Secondo Manfredi Carignani, socio dello stabilimento Sticco Mare, «il problema di fondo è l’Italia con le sue lentezze burocratiche. Abbiamo subito le mareggiate che hanno distrutto lo stabilimento, abbiamo investito soldi e dalla Regione abbiamo ricevuto solo una parte del rimborso, stiamo aspettando il resto». Poi aggiunge: «Intanto siamo riusciti a ricostruire tutto ma la stagione procede a singhiozzo e in generale registriamo un minore afflusso». L’occasione è buona per togliersi qualche sassolino dalla scarpa: «Il Comune in 8 mesi non è ancora riuscito a sistemare la strada che porta dal bivio di Miramare a noi e ciò ci ha sicuramente penalizzato. Un danno allucinante e i lavori sembrano fermi». Carignani stima che a giugno ci sia stata «una perdita del 70 per cento e dunque non sarà semplice recuperare i mancati incassi. Tra l’altro abbiamo aperto in ritardo, il 20 giugno. La Regione ha anticipato una parte di risorse per iniziare i lavori di ripristino – arrivate a giugno inoltrato – ma stiamo aspettando la seconda quota per saldare una parte dei lavori già eseguiti». Al Bagno Ferroviario i lavori di ripristino sono costati 150mila euro e a Grignano 2 lavori circa 300mila euro.

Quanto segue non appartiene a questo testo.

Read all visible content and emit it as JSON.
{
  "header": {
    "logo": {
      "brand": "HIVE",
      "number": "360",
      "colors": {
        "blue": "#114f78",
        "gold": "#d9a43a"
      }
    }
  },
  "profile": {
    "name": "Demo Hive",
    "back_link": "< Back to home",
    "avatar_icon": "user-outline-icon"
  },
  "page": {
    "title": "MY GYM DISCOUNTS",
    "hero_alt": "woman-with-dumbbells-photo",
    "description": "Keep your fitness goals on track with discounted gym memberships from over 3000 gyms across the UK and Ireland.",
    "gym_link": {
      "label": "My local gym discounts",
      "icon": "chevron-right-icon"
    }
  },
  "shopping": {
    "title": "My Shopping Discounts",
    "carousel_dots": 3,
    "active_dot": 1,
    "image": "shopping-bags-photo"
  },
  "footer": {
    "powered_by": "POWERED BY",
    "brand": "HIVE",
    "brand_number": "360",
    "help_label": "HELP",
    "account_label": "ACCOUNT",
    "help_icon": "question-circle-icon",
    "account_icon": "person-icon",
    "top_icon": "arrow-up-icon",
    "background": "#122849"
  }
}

Il referente provinciale del sindacato italiano balneare Marco Salviato spiega: «La stagione è partita a luglio, giugno è andato perso e stiamo lavorando comunque con un calo di presenze durante la settimana a causa di una minore potenzialità di spesa da parte dei turisti stranieri e a causa degli eventi sportivi che hanno tenuto a casa tante persone». Inoltre, riguardo i lavori di riqualificazione dovuti alle mareggiate di novembre «quasi tutti gli stabilimenti hanno dovuto ritardare l’apertura e sono ancora in fase di sistemazione, qualcuno addirittura aprirà il primo agosto come il Cral dell’ente porto». Alla fine della stagione bisognerà tirare le somme: «Abbiamo già perso un terzo degli incassi e per esperienza ciò che è perduto non si recupera».